I bought a journal and a traveler’s ink and quill set, just as I’d said I would, but I didn’t dare write as Deborah, in case it fell into the wrong hands, and I was careful to say nothing revelatory. Still, I addressed the entry the way I’d done for years, needing the comfort of my friend, even if she couldn’t answer me.
Dear Elizabeth,
I saw my father in New Bedford. I was warned away from him, though I had no intention of boarding his ship. I want to be a soldier, not a sailor. It seems he’s become a captain after all, but a woman in the tavern told me he’s “a bad one.”
She also told me to go north, to a place called Bellingham, though it’s fifty miles away. She said they were mustering troops and the bounty was good. I caught a ride for most of the first day and ate my fill of turnips, though I’ve never liked them much. The farmer was kind and his wife took one look at me and burst into tears. They lost their son in Germantown too.
I have so much to tell you, though I wonder if you already know. I like to think you are following along, an angel on my shoulder. I am alone, but I’m not lonesome. My heart is too full of hope for sadness. It’s like nothing I’ve felt before, and as Solomon says, my desire is a tree of life. I’ve nothing to do but walk, and my mind is strangely quiet, my restlessness appeased. People have been kind. They think me too young, but no one has stopped me, and I am seized by continual wonder in this new adventure. —RS
I did not speak of my identity or the specifics of my struggle. I did not write of my menses or the contraption I’d fashioned to bind my breasts. I wanted to. I wanted to document it all, but I dared not do it, and left my entries vague. It comforted me all the same, and when I signed RS at the bottom of each page, it did not feel like a lie.
The innkeeper’s warning, “They will’na take you,” haunted me all the way, but when I reached Bellingham, I was sent on to Uxbridge, where the numbers were low and recruits needed. The man behind the table did not challenge me in any way. He made me stand up to the measuring post and asked if I wanted to be a soldier. I said I did, most fervently so, and I was gratified that it was the truth.
“What’s your business?” he asked.
“I was a weaver . . . and I taught school.” Weaving was not simply a woman’s profession. The Bradfords came from a long line of weavers. William Bradford brought a loom on the Mayflower.
The speculator made a note on the rolls, indicating I could read and write. Then he directed me to sign on the line, and in a moment of panic, I misspelled Shurtliff. It hardly mattered, as he didn’t know the difference, but I may as well have written Shirtless, as naked as I felt. He handed me my bounty and moved on to the man behind me. I told Elizabeth of my triumph in an entry dated April 20, 1781.
I am a private in the Fourth Massachusetts Regiment. Not only did they take me, they have assigned me to a company of light infantrymen under Captain George Webb. The light infantry are those able to advance quickly, and I wish I could tell the brothers that this proves, once and for all, that I am truly one of the swiftest.

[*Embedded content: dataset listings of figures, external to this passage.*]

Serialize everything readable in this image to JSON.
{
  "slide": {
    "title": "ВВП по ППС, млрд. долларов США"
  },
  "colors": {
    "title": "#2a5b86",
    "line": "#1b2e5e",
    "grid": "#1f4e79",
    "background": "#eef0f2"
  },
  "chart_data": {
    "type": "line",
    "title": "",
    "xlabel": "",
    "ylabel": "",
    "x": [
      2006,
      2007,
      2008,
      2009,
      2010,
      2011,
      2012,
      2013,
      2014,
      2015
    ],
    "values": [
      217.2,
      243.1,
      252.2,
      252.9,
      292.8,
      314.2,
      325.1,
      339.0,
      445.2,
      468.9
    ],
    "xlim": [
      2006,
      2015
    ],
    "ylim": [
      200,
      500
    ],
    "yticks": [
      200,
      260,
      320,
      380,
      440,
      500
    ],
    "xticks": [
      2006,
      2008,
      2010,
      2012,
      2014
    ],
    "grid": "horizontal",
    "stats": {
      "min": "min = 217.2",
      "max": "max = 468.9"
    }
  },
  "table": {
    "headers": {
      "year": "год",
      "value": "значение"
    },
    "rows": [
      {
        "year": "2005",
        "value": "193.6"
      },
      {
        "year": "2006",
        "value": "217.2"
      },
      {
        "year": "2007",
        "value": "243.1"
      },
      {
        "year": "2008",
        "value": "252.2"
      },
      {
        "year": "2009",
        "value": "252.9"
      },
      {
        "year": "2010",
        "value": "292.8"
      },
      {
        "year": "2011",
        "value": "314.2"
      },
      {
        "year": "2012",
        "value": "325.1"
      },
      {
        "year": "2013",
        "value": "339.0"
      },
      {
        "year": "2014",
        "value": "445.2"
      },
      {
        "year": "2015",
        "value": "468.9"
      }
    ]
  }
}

Three years or the end of the war. That is what I agreed to. My hand shook a bit when I signed the roll, but it was not fear that made me tremble. I am not the smallest soldier, nor the tallest, but my stride is just as long and my heart just as willing. I was told to report to Worcester in three days—yet another fifteen-mile walk—where I’ll be mustered in.
Proverbs 13:19 says that desire accomplished is sweet to the soul.
I’ve never experienced anything sweeter. —RS
9
DECLARE THE CAUSES
Every soldier was issued a uniform to immediately change into and a haversack filled with a week’s worth of rations—salted pork and hard biscuits—to carry on our backs. We were told we would forage along the way as well, and I would soon learn that there was never enough food.
The men around me began to shuck off their outer layers, the soiled and mostly tattered piles rising up around their feet. I did the same, gritting my teeth and moving quickly. I could not run off behind a tree or erect a partition every time I was faced with such a situation. I had on drawers that looked no different from those of every man around me, and the half corset that kept me bound was laced tight beneath my shirt. No one was looking at me. No one had the slightest inkling that I had something to hide. Best that I not act as if I did.
The fit of the breeches gave every man the look of a plucked chicken, skinny legs and indeterminate sex, the folds and the extra fabric designed for movement obscuring what was between their legs. That was good, but I felt scandalous, my hips and my thighs clearly defined by the fit.